Hypolamprus is a genus of moths of the family Thyrididae described by George Hampson in 1893.

==Description==
Palpi slight, upturned and reaching above vertex of head. Antennae minutely ciliated in male. Neuration is similar to Rhodoneura, differs due to stalked forewings in veins 8 and 9.

==Species==
- Hypolamprus angulalis Moore, [1888]
- Hypolamprus bastialis (Walker, 1859)
- Hypolamprus crossosticha (Turner, 1911)
- Hypolamprus curvifluus (Warren, 1898) (or Hypolamprus curviflua)

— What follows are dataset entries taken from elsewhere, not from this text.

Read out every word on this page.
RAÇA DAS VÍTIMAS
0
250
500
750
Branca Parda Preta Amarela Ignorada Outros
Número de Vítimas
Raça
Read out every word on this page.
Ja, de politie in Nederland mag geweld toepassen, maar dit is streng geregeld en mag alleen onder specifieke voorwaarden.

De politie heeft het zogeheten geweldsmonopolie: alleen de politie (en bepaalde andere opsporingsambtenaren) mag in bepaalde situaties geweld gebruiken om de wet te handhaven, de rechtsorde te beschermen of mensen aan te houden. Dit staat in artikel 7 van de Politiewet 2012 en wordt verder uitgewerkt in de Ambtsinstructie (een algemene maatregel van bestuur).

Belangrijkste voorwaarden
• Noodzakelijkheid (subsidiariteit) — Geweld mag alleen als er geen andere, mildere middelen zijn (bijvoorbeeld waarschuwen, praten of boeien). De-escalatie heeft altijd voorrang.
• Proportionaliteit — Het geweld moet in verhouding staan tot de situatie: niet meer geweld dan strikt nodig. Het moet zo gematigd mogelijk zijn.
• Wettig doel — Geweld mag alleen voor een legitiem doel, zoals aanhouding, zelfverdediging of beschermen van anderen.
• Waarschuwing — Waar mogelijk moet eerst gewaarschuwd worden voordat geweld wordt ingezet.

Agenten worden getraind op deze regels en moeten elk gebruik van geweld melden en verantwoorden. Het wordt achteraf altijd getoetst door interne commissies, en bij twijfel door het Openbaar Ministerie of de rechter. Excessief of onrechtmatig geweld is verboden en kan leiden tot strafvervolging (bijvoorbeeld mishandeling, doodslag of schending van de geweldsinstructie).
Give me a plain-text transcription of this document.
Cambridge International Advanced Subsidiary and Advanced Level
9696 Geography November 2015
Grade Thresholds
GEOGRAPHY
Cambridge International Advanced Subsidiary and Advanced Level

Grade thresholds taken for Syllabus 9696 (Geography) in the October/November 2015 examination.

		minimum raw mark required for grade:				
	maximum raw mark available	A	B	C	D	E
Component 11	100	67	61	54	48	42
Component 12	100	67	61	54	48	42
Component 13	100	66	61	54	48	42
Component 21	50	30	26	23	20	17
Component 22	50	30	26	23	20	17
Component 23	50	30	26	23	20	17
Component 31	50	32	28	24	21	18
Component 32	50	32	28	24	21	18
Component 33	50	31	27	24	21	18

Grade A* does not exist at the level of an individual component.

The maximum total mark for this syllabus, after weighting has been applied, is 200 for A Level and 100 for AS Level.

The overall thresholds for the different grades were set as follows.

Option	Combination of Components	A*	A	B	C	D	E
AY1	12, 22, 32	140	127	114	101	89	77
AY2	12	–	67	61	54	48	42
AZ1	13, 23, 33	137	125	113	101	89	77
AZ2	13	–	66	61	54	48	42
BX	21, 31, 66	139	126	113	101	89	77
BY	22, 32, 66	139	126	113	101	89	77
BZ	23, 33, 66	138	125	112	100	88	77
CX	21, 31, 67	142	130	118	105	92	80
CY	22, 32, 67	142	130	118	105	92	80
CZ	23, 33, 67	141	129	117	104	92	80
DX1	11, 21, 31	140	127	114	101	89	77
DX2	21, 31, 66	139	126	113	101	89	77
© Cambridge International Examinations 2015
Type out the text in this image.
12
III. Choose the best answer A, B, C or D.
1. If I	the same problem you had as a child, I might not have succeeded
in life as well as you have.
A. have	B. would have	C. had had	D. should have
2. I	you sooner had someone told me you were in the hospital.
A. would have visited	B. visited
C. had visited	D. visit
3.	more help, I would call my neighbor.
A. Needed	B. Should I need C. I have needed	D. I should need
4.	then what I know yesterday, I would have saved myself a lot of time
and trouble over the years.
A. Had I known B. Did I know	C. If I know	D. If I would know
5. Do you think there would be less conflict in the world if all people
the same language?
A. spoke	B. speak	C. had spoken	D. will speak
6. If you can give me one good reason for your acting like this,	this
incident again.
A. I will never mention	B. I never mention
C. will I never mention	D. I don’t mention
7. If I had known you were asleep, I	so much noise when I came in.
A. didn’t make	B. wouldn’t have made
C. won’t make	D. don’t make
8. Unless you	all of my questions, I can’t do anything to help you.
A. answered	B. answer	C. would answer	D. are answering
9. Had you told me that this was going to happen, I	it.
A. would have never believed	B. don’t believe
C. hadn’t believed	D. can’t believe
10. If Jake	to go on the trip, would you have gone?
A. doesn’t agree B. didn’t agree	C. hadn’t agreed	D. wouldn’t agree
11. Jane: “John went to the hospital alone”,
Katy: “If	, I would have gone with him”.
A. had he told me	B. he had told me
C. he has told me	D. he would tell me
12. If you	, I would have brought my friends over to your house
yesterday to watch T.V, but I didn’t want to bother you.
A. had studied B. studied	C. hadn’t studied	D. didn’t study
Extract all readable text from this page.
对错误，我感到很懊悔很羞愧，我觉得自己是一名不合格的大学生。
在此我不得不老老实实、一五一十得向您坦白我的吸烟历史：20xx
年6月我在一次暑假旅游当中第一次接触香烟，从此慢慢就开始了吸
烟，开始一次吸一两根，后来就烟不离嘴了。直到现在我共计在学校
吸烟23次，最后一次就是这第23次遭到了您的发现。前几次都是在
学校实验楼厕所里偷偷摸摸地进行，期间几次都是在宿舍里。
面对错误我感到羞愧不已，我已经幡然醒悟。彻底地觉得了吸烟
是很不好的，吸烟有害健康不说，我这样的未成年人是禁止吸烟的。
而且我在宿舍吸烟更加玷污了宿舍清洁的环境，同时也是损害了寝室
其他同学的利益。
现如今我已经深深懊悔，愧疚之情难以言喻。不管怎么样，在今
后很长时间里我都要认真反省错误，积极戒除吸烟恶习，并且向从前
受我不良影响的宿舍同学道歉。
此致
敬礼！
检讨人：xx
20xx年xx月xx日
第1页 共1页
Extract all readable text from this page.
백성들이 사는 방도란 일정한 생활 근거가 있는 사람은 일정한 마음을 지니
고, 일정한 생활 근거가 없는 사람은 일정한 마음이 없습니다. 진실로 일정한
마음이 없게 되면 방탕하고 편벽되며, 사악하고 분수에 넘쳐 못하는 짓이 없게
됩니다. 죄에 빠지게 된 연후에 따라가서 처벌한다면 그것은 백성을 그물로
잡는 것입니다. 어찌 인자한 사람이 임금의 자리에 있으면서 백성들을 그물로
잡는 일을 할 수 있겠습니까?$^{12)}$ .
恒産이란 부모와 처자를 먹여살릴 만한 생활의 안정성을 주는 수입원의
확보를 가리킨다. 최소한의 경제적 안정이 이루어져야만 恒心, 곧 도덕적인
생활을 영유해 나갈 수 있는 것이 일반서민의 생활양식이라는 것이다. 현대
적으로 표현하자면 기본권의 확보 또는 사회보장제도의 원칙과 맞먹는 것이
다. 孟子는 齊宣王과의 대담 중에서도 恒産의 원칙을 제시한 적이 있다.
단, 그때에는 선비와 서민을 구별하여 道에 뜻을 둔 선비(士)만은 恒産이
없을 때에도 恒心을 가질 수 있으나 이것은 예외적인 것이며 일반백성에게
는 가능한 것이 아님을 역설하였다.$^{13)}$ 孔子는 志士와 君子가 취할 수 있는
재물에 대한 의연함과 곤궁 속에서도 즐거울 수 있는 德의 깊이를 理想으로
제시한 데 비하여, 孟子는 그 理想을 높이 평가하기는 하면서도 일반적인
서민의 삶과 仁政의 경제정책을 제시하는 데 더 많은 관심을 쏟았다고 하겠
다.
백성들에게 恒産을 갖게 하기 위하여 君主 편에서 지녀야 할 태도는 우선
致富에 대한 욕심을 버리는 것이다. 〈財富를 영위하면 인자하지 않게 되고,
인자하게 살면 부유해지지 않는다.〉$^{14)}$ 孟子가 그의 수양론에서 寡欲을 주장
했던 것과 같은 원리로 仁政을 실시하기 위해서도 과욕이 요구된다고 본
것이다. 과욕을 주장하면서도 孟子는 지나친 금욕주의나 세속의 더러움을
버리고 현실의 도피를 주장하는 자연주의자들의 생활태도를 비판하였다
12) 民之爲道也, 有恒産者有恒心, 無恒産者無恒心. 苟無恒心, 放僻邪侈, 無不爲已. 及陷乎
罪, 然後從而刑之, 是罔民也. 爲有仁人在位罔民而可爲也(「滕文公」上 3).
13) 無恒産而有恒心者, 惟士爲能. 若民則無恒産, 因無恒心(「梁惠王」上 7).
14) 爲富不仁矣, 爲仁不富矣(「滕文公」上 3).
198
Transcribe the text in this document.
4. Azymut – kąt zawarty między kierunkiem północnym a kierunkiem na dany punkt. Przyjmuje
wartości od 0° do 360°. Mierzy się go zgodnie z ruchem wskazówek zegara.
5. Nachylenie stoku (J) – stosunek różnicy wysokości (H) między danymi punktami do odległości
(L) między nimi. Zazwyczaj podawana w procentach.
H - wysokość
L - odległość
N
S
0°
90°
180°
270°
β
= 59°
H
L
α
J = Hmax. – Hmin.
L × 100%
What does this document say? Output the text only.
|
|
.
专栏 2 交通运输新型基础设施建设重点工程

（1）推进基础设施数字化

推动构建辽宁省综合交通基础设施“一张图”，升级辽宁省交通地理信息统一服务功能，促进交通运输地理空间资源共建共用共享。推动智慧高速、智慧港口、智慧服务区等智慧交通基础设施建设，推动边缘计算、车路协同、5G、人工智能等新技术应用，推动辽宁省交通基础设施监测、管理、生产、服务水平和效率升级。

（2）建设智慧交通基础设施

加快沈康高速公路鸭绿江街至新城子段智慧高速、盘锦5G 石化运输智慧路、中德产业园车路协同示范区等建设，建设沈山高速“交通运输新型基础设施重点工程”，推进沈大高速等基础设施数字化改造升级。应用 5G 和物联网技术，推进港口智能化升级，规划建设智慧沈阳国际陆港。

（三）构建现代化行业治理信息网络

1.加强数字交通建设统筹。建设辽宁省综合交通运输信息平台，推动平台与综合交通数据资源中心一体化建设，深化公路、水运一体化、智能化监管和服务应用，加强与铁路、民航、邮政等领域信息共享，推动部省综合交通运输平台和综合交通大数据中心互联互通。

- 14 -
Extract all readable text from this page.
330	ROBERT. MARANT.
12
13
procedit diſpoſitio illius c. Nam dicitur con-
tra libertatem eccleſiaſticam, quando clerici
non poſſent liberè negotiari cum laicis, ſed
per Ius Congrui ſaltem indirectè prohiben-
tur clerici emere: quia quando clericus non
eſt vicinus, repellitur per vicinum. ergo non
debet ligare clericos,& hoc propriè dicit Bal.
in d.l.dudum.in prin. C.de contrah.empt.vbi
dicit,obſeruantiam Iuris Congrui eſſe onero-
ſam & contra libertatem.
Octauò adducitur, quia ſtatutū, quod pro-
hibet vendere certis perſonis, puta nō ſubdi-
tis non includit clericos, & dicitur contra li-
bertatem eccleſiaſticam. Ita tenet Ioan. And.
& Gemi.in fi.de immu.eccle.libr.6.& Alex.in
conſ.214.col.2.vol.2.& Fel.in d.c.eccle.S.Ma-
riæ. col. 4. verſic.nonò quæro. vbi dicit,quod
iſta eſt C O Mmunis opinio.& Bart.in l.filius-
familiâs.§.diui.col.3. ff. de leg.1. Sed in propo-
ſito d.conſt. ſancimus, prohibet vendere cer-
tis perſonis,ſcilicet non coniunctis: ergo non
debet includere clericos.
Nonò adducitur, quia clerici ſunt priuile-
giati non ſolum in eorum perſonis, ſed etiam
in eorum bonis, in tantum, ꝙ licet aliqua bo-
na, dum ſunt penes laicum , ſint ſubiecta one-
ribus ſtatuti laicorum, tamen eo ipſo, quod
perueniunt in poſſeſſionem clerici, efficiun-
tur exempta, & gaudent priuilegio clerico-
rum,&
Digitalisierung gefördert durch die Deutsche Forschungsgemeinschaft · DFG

- Hypolamprus distrinctus Whalley, 1971
- Hypolamprus emblicalis Moore, 1888
- Hypolamprus gangaba Whalley, 1971
- Hypolamprus hypostilpna (Turner, 1941)
- Hypolamprus janenschi (Gaede, 1917)
- Hypolamprus kamadenalis (Strand, 1920)
- Hypolamprus lepraota Hampson, 1910
- Hypolamprus marginepunctalis (Leech, 1889)
- Hypolamprus melilialis (Swinhoe, 1900)
- Hypolamprus quaesitus Whalley, 1971
- Hypolamprus reticulatus (Butler, 1886)
- Hypolamprus sciodes Turner, 1911
- Hypolamprus semiusta Warren, 1908
- Hypolamprus striatalis (Swinhoe, 1885)
- Hypolamprus stylophorus (Swinhoe, 1895)
- Hypolamprus subrosealis (Leech, 1898)
- Hypolamprus taphiusalis (Walker, 1859)
- Hypolamprus tessellata (Swinhoe, 1904)
- Hypolamprus ypsilon (Warren, 1899)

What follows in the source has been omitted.